Characteristics of the range

1. It is easy to understand.


2. It is informative because it tells us what the lowest and highest scores are.


3. It is very responsive to outliers . Because it simply looks at the lowest and highest scores. So it can be that you add one outlier that the range becomes much much higher then it was before.

Interquartile range

It has to do with the median, the thing is when you have the median you can also calculate the 25th and 75th percentile. It is useful because it tells you something about the middle group. You can visualize the IQR with a boxplot, with this you can show the range and the IQR. It can only be calculated for variables that are at least ordinal because of the fact that a nominal variable does not have an order and you cannot calculate an IQR because it does not have an order.

The formula for variance

Write it down.

Variance

Is a calculation that we use that is based on the sum of squares. It means that we are using the square distances from the mean. Variance is a little bit of a meaningless value, it becomes meaningless in comparison so if you are comparing different countries for example with each other then if you compare the variance it becomes meaningful. So then you can see that there is more variance arounm the mean. It allows for comparison.

How do you calculate a variance in a population?

1. Calculate all distances from the mean.

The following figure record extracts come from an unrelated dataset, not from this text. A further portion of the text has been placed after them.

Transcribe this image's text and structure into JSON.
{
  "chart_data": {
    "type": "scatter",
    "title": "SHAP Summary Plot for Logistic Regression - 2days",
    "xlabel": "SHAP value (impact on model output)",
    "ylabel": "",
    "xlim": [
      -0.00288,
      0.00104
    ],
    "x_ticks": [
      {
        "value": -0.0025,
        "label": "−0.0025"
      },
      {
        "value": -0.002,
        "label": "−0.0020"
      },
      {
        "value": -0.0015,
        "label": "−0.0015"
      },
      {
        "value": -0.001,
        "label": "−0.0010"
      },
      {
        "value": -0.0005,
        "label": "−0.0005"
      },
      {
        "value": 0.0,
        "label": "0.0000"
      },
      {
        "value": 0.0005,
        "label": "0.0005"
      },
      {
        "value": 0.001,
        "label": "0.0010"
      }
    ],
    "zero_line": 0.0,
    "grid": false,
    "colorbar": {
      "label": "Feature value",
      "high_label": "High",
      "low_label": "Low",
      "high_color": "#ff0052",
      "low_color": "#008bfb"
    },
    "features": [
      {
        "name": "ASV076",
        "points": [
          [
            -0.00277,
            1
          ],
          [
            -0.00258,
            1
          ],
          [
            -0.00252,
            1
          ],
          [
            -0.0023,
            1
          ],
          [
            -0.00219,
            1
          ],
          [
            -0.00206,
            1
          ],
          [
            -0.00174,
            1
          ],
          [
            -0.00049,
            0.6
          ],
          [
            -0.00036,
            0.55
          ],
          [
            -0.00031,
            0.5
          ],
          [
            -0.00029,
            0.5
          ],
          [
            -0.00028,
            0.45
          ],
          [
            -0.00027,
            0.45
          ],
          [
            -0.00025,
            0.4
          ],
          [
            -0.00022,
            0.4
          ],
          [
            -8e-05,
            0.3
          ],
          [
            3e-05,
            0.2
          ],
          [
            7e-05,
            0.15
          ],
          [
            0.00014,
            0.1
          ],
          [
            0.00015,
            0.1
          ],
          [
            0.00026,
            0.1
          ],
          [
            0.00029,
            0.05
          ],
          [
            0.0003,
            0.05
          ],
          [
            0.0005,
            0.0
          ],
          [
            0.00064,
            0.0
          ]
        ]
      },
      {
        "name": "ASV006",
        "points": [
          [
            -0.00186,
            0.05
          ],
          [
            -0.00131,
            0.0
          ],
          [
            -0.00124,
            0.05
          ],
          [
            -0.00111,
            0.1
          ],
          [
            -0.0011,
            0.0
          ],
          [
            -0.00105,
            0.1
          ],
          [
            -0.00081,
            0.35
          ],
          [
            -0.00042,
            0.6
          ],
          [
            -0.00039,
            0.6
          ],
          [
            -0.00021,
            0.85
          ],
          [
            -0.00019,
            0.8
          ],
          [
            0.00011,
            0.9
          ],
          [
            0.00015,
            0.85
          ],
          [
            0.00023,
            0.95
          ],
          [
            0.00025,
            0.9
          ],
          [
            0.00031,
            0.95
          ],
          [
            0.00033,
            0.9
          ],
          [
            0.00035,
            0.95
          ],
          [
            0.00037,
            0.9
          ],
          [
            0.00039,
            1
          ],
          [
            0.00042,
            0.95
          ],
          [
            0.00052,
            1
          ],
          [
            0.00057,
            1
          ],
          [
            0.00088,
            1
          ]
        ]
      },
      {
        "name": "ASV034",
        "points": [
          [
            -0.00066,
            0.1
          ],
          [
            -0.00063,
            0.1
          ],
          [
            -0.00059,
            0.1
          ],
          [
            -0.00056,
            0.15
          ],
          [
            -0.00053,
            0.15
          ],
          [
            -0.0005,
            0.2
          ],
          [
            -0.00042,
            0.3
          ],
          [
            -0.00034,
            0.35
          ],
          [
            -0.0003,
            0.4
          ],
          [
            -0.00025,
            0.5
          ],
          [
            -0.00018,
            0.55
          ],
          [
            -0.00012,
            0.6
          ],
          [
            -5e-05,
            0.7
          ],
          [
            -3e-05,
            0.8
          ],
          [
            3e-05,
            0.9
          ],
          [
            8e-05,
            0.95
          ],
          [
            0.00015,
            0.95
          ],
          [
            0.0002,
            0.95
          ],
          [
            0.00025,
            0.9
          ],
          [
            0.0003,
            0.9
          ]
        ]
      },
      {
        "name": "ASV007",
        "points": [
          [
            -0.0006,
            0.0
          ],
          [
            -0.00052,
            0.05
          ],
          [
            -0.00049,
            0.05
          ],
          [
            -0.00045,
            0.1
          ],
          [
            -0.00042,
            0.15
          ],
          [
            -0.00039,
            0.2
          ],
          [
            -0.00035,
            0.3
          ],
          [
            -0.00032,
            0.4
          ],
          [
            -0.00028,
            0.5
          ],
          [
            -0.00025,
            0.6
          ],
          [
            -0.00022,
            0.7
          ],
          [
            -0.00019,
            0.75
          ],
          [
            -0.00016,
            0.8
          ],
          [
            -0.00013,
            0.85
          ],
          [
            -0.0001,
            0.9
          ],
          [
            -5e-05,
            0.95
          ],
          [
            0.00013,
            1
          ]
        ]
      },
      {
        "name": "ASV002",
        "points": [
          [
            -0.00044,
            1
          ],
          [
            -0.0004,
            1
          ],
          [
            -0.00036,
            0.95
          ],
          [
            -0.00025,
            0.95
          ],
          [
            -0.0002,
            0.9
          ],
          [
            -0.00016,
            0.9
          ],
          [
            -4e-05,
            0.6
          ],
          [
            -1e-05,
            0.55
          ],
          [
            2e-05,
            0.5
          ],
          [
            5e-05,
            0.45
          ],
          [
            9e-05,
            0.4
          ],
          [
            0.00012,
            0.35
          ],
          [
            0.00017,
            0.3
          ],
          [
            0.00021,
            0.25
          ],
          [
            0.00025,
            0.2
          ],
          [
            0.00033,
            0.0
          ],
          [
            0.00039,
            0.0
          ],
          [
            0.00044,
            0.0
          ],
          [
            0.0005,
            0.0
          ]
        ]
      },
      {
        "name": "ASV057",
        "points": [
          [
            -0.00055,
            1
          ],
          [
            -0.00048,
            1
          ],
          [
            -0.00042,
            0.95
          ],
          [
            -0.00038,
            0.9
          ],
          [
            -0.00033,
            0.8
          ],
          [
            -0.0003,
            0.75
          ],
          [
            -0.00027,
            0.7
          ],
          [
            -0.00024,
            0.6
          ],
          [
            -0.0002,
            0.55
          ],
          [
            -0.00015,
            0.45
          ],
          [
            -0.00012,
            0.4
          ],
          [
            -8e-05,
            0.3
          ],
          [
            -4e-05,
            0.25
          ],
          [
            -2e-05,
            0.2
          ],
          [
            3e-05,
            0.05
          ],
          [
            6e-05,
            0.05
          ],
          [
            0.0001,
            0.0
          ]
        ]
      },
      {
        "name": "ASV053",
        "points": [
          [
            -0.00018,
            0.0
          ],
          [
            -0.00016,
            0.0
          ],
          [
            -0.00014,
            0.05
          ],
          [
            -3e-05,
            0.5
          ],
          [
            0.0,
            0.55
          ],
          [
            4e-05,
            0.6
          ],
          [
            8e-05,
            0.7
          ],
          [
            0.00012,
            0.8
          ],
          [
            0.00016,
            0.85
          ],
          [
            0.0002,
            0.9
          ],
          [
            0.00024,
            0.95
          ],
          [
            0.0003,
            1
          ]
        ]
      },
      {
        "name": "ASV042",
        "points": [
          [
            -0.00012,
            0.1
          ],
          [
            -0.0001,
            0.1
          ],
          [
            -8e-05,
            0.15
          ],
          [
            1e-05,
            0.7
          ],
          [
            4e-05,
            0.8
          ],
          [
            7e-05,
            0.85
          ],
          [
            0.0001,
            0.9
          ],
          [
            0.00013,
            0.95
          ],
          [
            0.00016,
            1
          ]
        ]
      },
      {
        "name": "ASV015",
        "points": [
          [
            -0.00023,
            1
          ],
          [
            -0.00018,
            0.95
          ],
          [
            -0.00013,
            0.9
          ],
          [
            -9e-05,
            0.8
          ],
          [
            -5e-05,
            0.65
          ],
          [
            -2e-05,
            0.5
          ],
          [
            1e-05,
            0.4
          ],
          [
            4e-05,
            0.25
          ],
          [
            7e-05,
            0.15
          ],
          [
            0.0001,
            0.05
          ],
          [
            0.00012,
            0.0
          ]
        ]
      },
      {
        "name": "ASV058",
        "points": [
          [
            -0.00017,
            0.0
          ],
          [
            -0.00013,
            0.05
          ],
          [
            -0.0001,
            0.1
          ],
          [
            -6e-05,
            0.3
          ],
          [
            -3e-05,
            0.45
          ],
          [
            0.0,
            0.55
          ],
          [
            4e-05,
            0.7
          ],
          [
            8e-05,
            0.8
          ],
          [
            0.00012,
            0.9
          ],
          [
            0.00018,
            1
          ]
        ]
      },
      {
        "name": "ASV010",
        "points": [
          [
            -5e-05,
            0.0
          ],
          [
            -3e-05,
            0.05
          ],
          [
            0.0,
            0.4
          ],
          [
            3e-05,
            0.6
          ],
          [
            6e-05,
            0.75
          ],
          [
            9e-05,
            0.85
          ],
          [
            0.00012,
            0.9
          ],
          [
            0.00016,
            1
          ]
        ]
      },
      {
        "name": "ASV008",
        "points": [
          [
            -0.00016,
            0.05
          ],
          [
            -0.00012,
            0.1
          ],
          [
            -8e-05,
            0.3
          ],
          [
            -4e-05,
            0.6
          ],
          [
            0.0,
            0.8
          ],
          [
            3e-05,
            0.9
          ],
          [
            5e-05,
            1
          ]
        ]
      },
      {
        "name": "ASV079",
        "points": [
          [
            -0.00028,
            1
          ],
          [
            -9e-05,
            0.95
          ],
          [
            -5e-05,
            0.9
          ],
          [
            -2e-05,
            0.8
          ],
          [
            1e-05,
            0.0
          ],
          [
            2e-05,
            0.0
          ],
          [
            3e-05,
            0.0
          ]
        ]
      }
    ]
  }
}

2. Square all these individual numbers.


3. You add these numbers together.


4. Divide it by the number of people on the population.

Standard deviation

This is the most complicated to calculate, it is a measure of variabilite. It is the average distance frome the mean. It is the square root of the variance. So basically if we have a mean in the distribution than the SD is how muhch people on avergae differ from the mean.

A normal distribution

Is a distribution that is symmetrical. Where one answers the most given answer, in these distribution the mean, median and mode are all the same. BUt skewed distribution, (ones that are not symmetrical) there is a difference between a mean, median and mode.

The mu sign

Is a population mean

sigma

Standard deviation in a population

M

Mean in a sample

s

SD in a sample

x

A specific score on a variable or a unit of analysis score on a variable.

Bivariate statistics

Statistics dealing with the correlation adn relation between two variables.

When we are building models based on theory we distinguish between two types of variables. What are these?

Independent variables and dependent variables.

Independent variables

The variables we expect to influence the other variables in the model. Referred to as X.

Dependent variables

The variables we expect to be influenced by at least one independent variable in the model. Referred to as Y.